3. Nur weil es schon immer so gemacht wurde, ist es noch lange nicht richtig

Die Forderung nach einem Frauenpriestertum ist uralt und die Tatsache, dass die Kirche noch nie Frauen zu Priestern geweiht hat, sei kein Argument, es auch in Zukunft nicht zu tun. Ebenso wenig wie es die Tatsache ist, dass Jesus 12 Männer berufen hat. So jedenfalls argumentieren die Befürworter der Weiheöffnung.

Dieses Argument der Befürworter kann direkt zurückgewiesen werden. Selbstverständlich spielt das, was die heilige Schrift überliefert, eine Rolle. Ebenso tut es nach katholischem Verständnis die heilige Tradition, also die Glaubenspraxis der gesamten Kirche durch die Zeit hindurch. Denn dies sind die zwei Quellen unserer Offenbarung: die Schrift und die Tradition. Hierdurch unterscheiden wir Katholiken uns als Offenbarungsreligion deutlich von anderen Religionen oder philosophischen Weltanschauungen. Die Kirche hat weder das Recht noch die Möglichkeit, sich über den Auftrag Christi, welchen er ihr durch Schrift und Tradition mitteilt, hinwegzusetzen. Für die Kirche gilt es, nicht in eigenwilligen Übereifer zu verfallen, sondern gläubig anzunehmen und getreu zu erfüllen, was ihr anvertraut wurde.

4. Die Frage ist noch immer nicht geklärt

Die Befürworter der Öffnung weisen darauf hin, dass schon alleine die Diskussion wichtig sei und den Weg der Zukunft zeige: Nämlich dass das Ergebnis eines demokratischen Diskurses entscheide, wie die Kirche künftig handeln werde. Hier habe die Kirche deshalb natürlich die Möglichkeit, künftig Frauen zu Priestern zu weihen.

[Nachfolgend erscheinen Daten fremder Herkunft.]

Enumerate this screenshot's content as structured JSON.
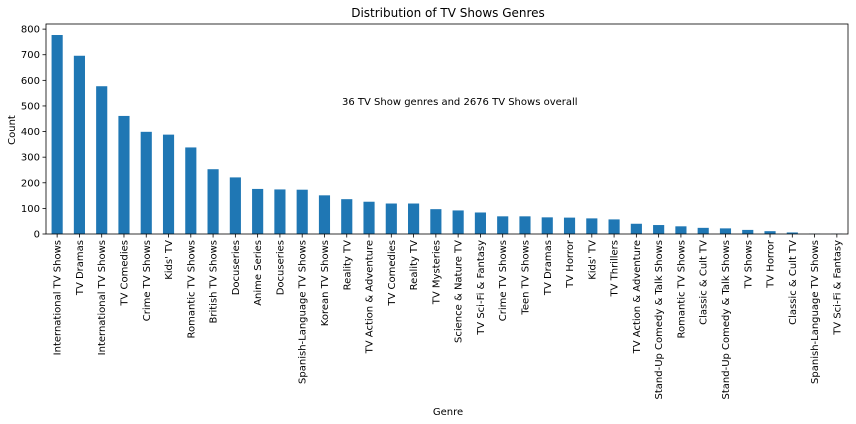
{
  "chart_data": {
    "type": "bar",
    "title": "Distribution of TV Shows Genres",
    "xlabel": "Genre",
    "ylabel": "Count",
    "ylim": [
      0,
      820
    ],
    "yticks": [
      0,
      100,
      200,
      300,
      400,
      500,
      600,
      700,
      800
    ],
    "grid": false,
    "legend": "none",
    "bar_color": "#1f77b4",
    "annotation": "36 TV Show genres and 2676 TV Shows overall",
    "categories": [
      "International TV Shows",
      "TV Dramas",
      "International TV Shows",
      "TV Comedies",
      "Crime TV Shows",
      "Kids' TV",
      "Romantic TV Shows",
      "British TV Shows",
      "Docuseries",
      "Anime Series",
      "Docuseries",
      "Spanish-Language TV Shows",
      "Korean TV Shows",
      "Reality TV",
      "TV Action & Adventure",
      "TV Comedies",
      "Reality TV",
      "TV Mysteries",
      "Science & Nature TV",
      "TV Sci-Fi & Fantasy",
      "Crime TV Shows",
      "Teen TV Shows",
      "TV Dramas",
      "TV Horror",
      "Kids' TV",
      "TV Thrillers",
      "TV Action & Adventure",
      "Stand-Up Comedy & Talk Shows",
      "Romantic TV Shows",
      "Classic & Cult TV",
      "Stand-Up Comedy & Talk Shows",
      "TV Shows",
      "TV Horror",
      "Classic & Cult TV",
      "Spanish-Language TV Shows",
      "TV Sci-Fi & Fantasy"
    ],
    "values": [
      777,
      696,
      577,
      461,
      399,
      388,
      338,
      253,
      221,
      176,
      174,
      173,
      151,
      136,
      126,
      119,
      119,
      97,
      92,
      84,
      69,
      69,
      65,
      64,
      61,
      57,
      40,
      35,
      30,
      24,
      22,
      16,
      11,
      6,
      1,
      1
    ]
  }
}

Es müsse sich nur eine Mehrheit für diese Meinung finden.

Dem muss aber gegenübergestellt werden, dass wenn die Kirche anerkennt, dass eine Lehre von allen immer geglaubt wurde und diese zeitlos gültig ist, dass die Kirche die Überzeugung vertritt, verbindlich letztgültig Entscheidungen treffen zu können. Solch eine letztgültige Entscheidung traf Papst Johannes Paul II. im Apostolischen Schreiben „Ordinatio Sacerdotalis“ (OS) „Damit also jeder Zweifel (…) beseitigt wird, erkläre ich kraft meines Amtes, die Brüder zu stärken, dass die Kirche keinerlei Vollmacht hat, Frauen die Priesterweihe zu spenden, und dass sich alle Gläubigen der Kirche endgültig an diese Entscheidung zu halten haben“ (OS, Nr. 4). Christus hat diejenigen berufen, die er wollte, 12 Männer, und die Kirche kann dies nicht ändern.

Auch Papst Franziskus bekräftigte, dass diese Frage geklärt und das Ergebnis nicht mehr geändert werden könne: „Zum Thema Frauenordination sei das letzte Wort von seinem Vorgänger Johannes Paul II. klar gesprochen worden“, sagte Franziskus am Dienstag auf dem Rückflug von seiner zweitägigen Schweden-Reise. „Und dabei bleibt es.“

Abschließend lässt sich sagen, dass die Kirche seit jeher die enorme Wichtigkeit der Frau betont hat. Einigkeit besteht sicher auch darin, dass weiterhin überlegt werden muss, wie sich Frauen und Männer als Weltchristen in und für die Kirche bestmöglich mit ihren jeweiligen Talenten und Fähigkeiten einbringen können. Diese Frage wird die Kirche fortlaufend beschäftigen. Über manche Dinge kann die Kirche aber nicht beliebig entscheiden, das Frauenpriestertum gehört hier dazu.